# You've been chosen (EA/Bioware)



## uka (25. Juli 2014)

Moin,

ich habe grade eine merkwürdige E-Mail bekommen (siehe Anhang) - hat jemand etwas ähnliches bekommen? Mir ist nicht klar worum es dabei gehen soll (der Absender ist EA / Bioware, Header ist echt). 

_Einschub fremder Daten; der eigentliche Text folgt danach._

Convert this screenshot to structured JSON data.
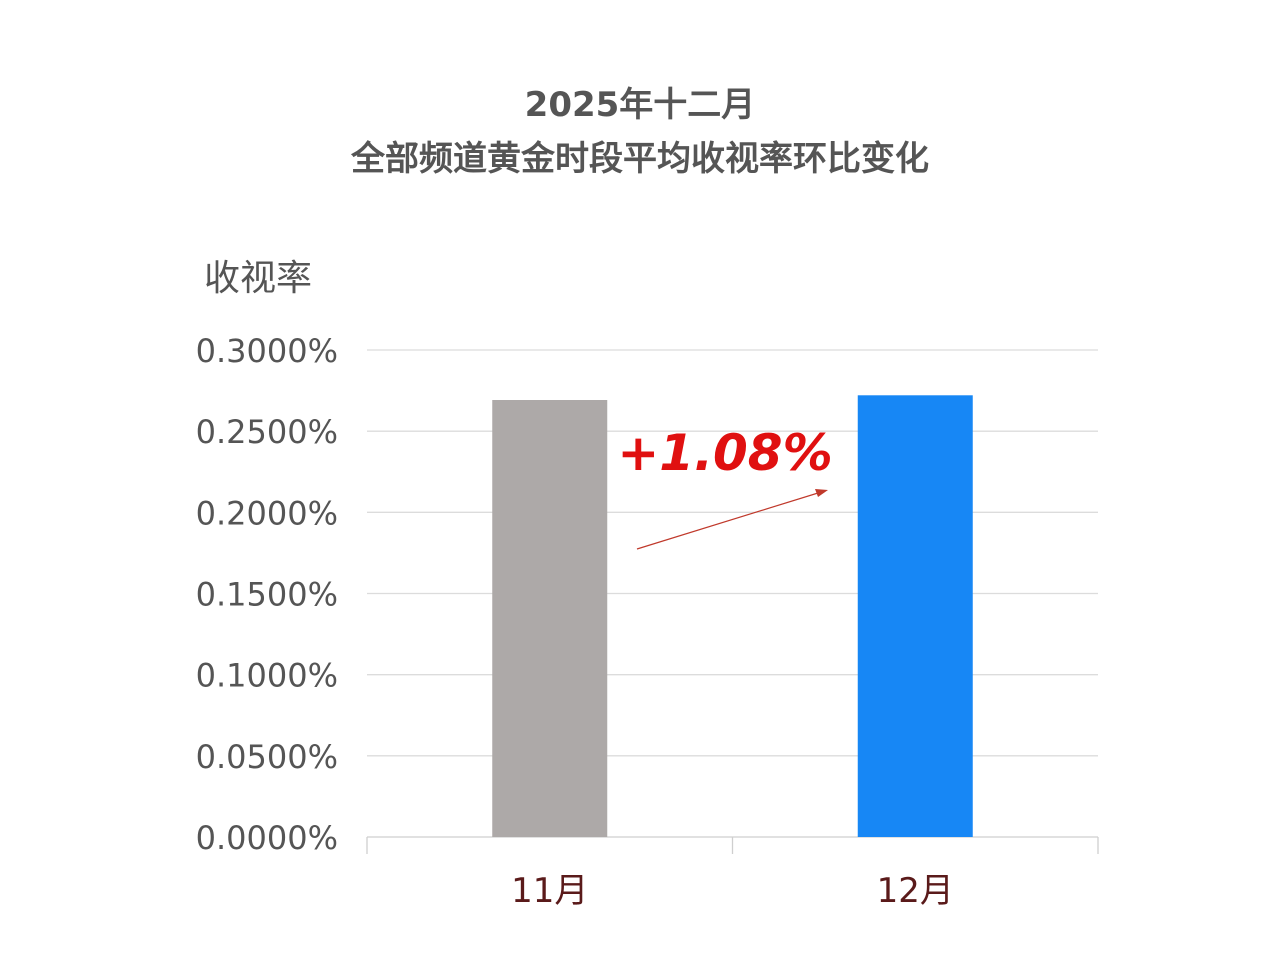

Die Webseite auf die es führt funktioniert bei mir nicht (auf Arbeit zumindest nicht ). 

Gruß




			Dieser Inhalt steht nur eingeloggten Mitgliedern zur Verfügung.
        



Edit: Ich habe es mal bei "Sonstige Spielethemen" reingestellt, keine Ahnung ob es irgendwo überhaupt passt .


----------



## derPate (25. Juli 2014)

Ja, der Link funktioniert bei mir aber auch nicht


----------



## uka (25. Juli 2014)

Das Video zu der Mail habe ich gefunden: https://www.youtube.com/watch?v=32bLpcBoxT8

Verschwörungstheorie: http://dulfy.net/2014/07/25/help-wanted-with-mysterious-message-seeking-henna/


----------



## WarPilot (25. Juli 2014)

Merh erfahren wird man glaub ich auf der GamesCon


----------



## derPate (25. Juli 2014)

In den YT Kommentaren wird ja schon wüst spekuliert


----------